Here’s another book I love, and one I’ve read many times. This month I started with some difficult books but finally remembered to reach for the tried-and-true, since February is hard enough without reading emotionally draining books.
I guess this one could be seen as a difficult book, given that it’s a dystopian story about one woman’s experience in a repressive religious society in which women are severely oppressed based on their gender, while the country is at war on the outside, and controlled by a secret police on the inside.
But Atwood’s writing is so amazingly pure and clear. It is uncluttered, and yet somehow attends meticulously to detail. The way her protagonists view and think about the world around them is so real and recognisable that it is sometimes startling. There are very few of her books that I do not love (Alias Grace is one of those, though).
The protagonist of this book is categorised as a Handmaid, a class of women who are valued only for their potential ability to bear “viable” children. The story is told from her perspective and is thus a partial and fragmented view of the Republic of Gilead in which she lives. Every time I read this book, I enjoy the slow unfolding of the story, the way each new event or flashback tells us more about how this society is set up.
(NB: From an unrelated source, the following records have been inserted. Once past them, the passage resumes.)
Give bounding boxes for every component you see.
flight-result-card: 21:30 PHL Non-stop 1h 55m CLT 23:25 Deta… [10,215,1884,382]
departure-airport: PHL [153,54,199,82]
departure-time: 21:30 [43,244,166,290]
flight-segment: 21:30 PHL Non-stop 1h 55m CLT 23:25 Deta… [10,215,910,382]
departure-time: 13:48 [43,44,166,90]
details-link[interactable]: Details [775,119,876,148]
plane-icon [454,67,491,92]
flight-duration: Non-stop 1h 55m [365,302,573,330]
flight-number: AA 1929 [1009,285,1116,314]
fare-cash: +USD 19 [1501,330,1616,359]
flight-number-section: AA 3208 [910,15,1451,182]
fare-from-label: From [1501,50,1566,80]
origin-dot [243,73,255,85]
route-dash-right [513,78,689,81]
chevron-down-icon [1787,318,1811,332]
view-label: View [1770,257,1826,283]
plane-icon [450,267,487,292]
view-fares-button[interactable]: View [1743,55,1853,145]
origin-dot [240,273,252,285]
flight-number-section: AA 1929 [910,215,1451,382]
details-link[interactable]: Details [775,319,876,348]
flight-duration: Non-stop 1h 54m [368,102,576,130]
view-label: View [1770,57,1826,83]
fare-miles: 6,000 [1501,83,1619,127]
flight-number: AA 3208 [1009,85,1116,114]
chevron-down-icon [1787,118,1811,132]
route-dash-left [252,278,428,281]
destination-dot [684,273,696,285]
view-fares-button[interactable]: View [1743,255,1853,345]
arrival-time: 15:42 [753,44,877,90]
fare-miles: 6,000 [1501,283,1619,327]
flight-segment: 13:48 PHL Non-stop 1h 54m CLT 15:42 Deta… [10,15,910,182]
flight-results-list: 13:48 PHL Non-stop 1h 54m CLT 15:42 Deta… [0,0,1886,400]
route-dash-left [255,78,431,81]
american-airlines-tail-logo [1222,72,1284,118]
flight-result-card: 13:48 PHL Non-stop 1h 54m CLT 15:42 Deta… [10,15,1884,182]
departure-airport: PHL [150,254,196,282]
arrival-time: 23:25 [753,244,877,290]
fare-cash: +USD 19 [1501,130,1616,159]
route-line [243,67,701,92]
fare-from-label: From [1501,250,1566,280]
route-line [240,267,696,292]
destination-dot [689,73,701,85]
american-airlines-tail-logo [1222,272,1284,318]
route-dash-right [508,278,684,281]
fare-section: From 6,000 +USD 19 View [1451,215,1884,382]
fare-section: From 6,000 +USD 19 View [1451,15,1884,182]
I like how Atwood’s understated style makes the most awful things seem inevitable and even normal.
Writing that last line made me think how it’s sometimes as if her protagonists are almost in a state of dissociation, or how the writing style allows the reader to be in a kind of suspended state, at a bit of a remove from the story, as if there is a cushion between the protagonist / reader and the horrible things that happen. The way pragmatism and practicality and “making the best of it” are ways to kind of absorb the bad things that happen without really integrating them. I don’t know. Maybe I’m overthinking this. But the idea came to me that maybe one of the reasons I like Atwood’s writing style is precisely for this kind of dissociated feeling, because that’s a state I enter into a lot in my own life. It is a familiar feeling, that life-at-a-remove state that allows me to get up and shower and walk the dogs and drive to work even when way inside I am screaming. That curtain or cotton or rippled glass between me and the world that lets me keep going.
And in fact, in this book, the Handmaid protagonist spends a lot of time at her window watching the world through a thin white curtain. And it feels very familiar.
It’s a really great story, kind of a cautionary tale for what could happen if the racist and sexist and classist and heterosexist trends in the Western world continue. The Republic of Gilead is white and “Christian” and heterosexual and patriarchal and relentlessly punitive of difference or dissent. In Atwood’s hands, this story is understated and chilling.
The Handmaid’s Tale by Margaret Atwood. 1985.